0
votes

I've recently began experimenting with CMake, and have written a simple Hello, World program in C++.

Here is my directory structure:

CMakeLists.txt
src/
    CMakeLists.txt
    main.cpp
build/

The top-level CMakeLists.txt reads as follows:

#Require at least CMake version 2.8
cmake_minimum_required(VERSION 2.8 FATAL_ERROR)

#set up the project name, version and language to compile in
project(HelloWorld)

#tell CMake that we have some source files located in the src directory
add_subdirectory(src)

And the CMakeLists.txt in /src reads:

add_executable(helloworld 
                main.cpp)

install(TARGETS helloworld
            RUNTIME DESTINATION ../build)

Now, I would expect that these two scripts would cause the makefile to create the helloworld binary in the /build directory, but after running make, it creates the helloworld binary in /build/src.

If I move the add_executable and install function calls into the top-level CMakeLists.txt, then the helloworld binary is placed in /build, not /build/src.

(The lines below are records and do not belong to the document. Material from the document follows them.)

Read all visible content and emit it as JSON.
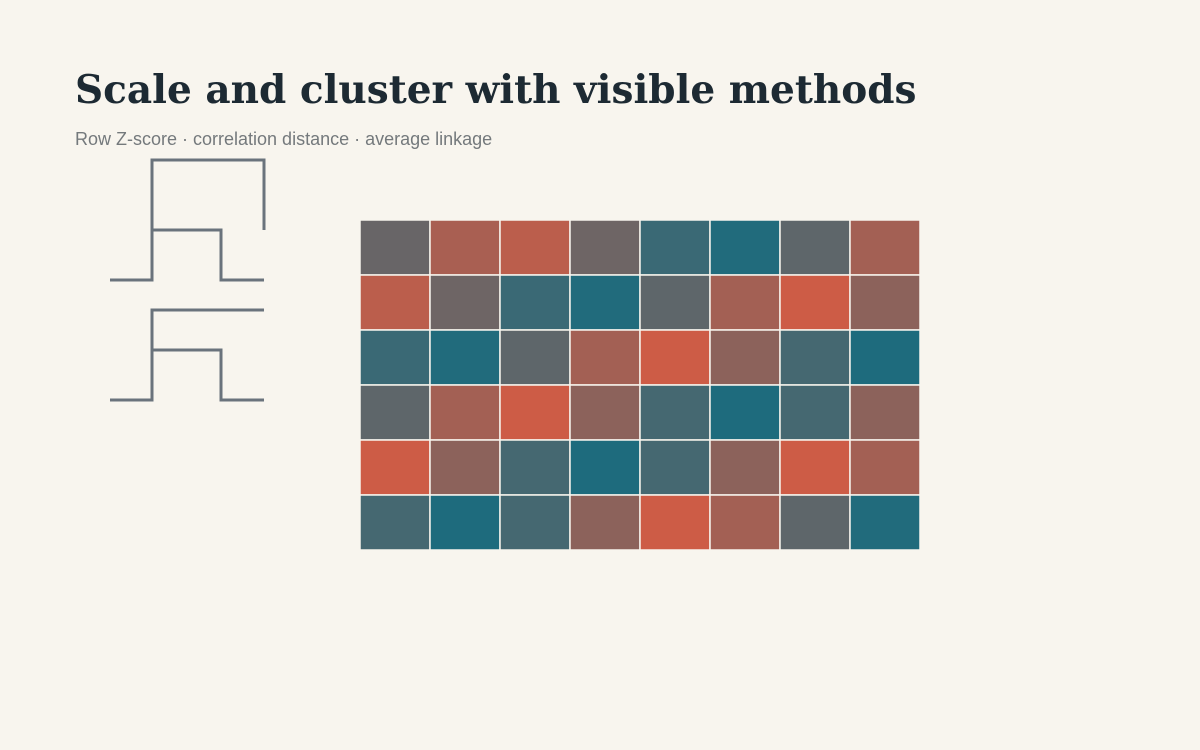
{
  "title": "Scale and cluster with visible methods",
  "subtitle": "Row Z-score · correlation distance · average linkage",
  "colors": {
    "background": "#f8f5ee",
    "low": "#1a6b7e",
    "mid": "#626669",
    "high": "#d95b42",
    "dendrogram": "#6a737c",
    "cell_border": "#f8f5ee"
  },
  "chart_data": {
    "type": "heatmap",
    "n_rows": 6,
    "n_cols": 8,
    "row_labels": [],
    "col_labels": [],
    "value_scale": [
      -1,
      1
    ],
    "values": [
      [
        0.05,
        0.6,
        0.75,
        0.1,
        -0.55,
        -0.9,
        -0.05,
        0.55
      ],
      [
        0.75,
        0.1,
        -0.55,
        -0.9,
        -0.05,
        0.55,
        0.9,
        0.35
      ],
      [
        -0.55,
        -0.9,
        -0.05,
        0.55,
        0.9,
        0.35,
        -0.4,
        -0.95
      ],
      [
        -0.05,
        0.55,
        0.9,
        0.35,
        -0.4,
        -0.95,
        -0.4,
        0.35
      ],
      [
        0.9,
        0.35,
        -0.4,
        -0.95,
        -0.4,
        0.35,
        0.9,
        0.55
      ],
      [
        -0.4,
        -0.95,
        -0.4,
        0.35,
        0.9,
        0.55,
        -0.05,
        -0.9
      ]
    ],
    "row_dendrogram": {
      "merges": [
        {
          "left": 2,
          "right": 3,
          "height": 0.3
        },
        {
          "left": 1,
          "right": 4,
          "height": 0.6
        },
        {
          "left": 0,
          "right": 5,
          "height": 0.3
        },
        {
          "left": 2,
          "right": 3,
          "height": 0.6
        }
      ]
    }
  }
}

So, as I understand, it places the build in the folder relative to where CMake was invoked. Why does it appear as though install is doing nothing, then? Additionally, what if I have multiple complex subdirectories? How should I write out my CMakeLists.txt while avoiding file(GLOB ...)?

For example;

CMakeLists.txt
/build
/src
   /class_A
       a.hpp
       a.cpp
   /class_B
      b.hpp
      b.cpp
      /class_CB
         cb.hpp
         cb.cpp
   /class_D
      d.hpp
      d.cpp

Would I just have a giant list of .cpp files, all with relative paths to each cpp file, and pass that list into the add_executable(executable ${SOURCE_FILES})? Or is there an easier way with using multiple CMakeLists.txt?

1

1 Answers

1
votes

You misinterpret the install command. It is used to install your files, for example with make install.

When you configure your project, CMake will mimic the structure of your project. This means all folders are created in the same structure and the binaries appear in the according build directories.

Either place your targets in the main directory, which I would consider bad stile. Better live with build/src or give it a more meaningful name.